Suddenly he made his mind up. He would refuse to go in to work today. He would phone in sick. He got these migraines. Everybody knew about them. He had one today. He couldn’t possibly work.

Trevor got to the bathroom and stared at his face in the bathroom mirror. He had been a young man when he’d started working in the Planning Department. Now he was old before his time. His face was lined. His eyes were dull and lifeless. Even his hair looked depressed.

He owed it to himself not to go into work today. He would go fishing instead.

Feeling much better, he shaved and made himself some breakfast: a little toast, a pot of coffee, even a boiled egg.

Then he washed up, put on his coat, grabbed his briefcase and ran for the bus. He jumped onto it just as the doors were closing, and slumped into an empty seat. He sighed a weary sigh.

More and more often he found that the only way to get himself out of bed was to pretend that he was going to phone in sick and go fishing instead.

Ah! He could feel the rod in his hand, and hear the quiet wash of the river against its banks. There was the splash now and again as fish jumped into the world above for an instant, before falling back into their watery fish-world. Just as Trevor had, for a moment, leapt from the drab world of reality into the world of his day-dreams and gone fishing.


Fish were wonderful, peaceable creatures. They minded their own business, and didn’t glare at you, or write angry letters.

Fish didn’t ring you up and scream abuse at you. Fish didn’t threaten to take you to court or tell you that you were a Nazi working for a Nazi organisation. Nor had Trevor ever heard of fish ganging up on someone going about his normal duties, catching him outside the supermarket and pouring cold custard over his jacket. It had happened to him.

Fish didn’t write angry letters about the block of flats being built outside their sitting-room window. Fish didn’t accuse you of being racist because there was no letter-box outside their front door and they had to walk two hundred yards down the road to post a letter. Fish didn’t harass you by ringing you every hour – on the hour – to demand to know why you hadn’t replaced the trees that had been cut down by accident two years before.

And sometimes you caught fish.

That never happened with members of the public. They always caught you.

If you granted a planning application to build a really nice house with lots of rooms and a swimming pool, objectors would line up chanting in the road. They’d have their photos taken by the local newspaper, and spread rumours about the damage to the environment the house would cause. They’d claim it would upset the water table and destroy the local wild life. They’d storm the Council offices and spray green paint all over the computers. It had happened once.

On the other hand, if you refused an application to build a really nice house with lots of rooms and a swimming pool, the applicants would threaten to take you to court.

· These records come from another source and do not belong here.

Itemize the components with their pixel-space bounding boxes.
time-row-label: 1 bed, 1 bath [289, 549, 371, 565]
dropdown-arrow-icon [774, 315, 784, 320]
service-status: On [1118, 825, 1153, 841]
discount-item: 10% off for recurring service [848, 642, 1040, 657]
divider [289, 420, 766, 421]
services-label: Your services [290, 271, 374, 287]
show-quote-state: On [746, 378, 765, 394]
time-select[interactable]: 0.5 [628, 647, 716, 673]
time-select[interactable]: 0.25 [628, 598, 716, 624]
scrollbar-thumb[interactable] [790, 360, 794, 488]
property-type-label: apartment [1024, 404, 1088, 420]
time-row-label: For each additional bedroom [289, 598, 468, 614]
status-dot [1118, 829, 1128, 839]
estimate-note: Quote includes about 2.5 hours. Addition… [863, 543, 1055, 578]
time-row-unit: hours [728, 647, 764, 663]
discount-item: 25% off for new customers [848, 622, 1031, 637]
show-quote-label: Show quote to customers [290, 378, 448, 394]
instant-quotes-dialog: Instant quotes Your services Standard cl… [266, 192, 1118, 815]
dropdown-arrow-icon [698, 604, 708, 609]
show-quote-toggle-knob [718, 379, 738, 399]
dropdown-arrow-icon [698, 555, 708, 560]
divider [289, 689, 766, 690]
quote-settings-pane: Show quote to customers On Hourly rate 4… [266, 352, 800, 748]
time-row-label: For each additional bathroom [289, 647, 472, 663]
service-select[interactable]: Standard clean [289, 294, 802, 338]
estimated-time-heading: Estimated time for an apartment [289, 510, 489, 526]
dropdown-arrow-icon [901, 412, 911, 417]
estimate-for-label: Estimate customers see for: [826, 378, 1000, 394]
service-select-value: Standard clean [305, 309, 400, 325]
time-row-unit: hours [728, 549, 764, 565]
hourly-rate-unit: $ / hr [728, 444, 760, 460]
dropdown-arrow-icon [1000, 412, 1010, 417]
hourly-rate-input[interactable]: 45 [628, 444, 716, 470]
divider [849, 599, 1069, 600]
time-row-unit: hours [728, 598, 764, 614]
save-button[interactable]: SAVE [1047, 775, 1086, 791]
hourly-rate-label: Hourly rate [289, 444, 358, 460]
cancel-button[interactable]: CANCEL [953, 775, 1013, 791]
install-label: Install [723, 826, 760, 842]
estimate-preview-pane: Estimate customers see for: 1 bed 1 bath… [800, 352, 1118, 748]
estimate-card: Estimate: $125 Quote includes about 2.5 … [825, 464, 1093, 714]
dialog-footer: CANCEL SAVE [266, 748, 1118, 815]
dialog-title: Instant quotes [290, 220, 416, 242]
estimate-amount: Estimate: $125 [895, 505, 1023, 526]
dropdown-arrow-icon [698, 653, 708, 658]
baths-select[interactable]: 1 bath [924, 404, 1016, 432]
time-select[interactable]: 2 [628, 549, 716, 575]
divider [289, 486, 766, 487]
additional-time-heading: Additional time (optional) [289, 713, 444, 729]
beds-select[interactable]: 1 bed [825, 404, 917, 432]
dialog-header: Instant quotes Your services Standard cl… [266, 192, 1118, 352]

They’d bring in high-powered lawyers. They would say that you weren’t up to your job and that you were acting illegally. They’d phone you up and say they were going to take this matter “higher” and suggest that your job might be at risk.

There was no pleasing the General Public.

Look at that case with that supermarket a few years ago! The Council refused permission to build yet another supermarket which nobody needed. So the supermarket took the Council to court. The Council won. Then the supermarket took them to court again, and the Council won again. This went on for several years. Eventually the Council ran out of money, so they gave permission to build the supermarket.

Instead of being grateful, the supermarket then sued the Council for loss of earnings. They won, and the Council had been nearly bankrupted.

The Council, and particularly the Planning Department, just could not win.

The daily harassment, routine abuse and endless round of complaints and objections and protests would grind anybody down.

Trevor climbed the stairs to the Planning Department with a sinking heart. He opened the door and there were all the staff looking at him. Cynthia, who did the filing, was holding a cake.

“Happy Birthday, Trevor!” they all shouted.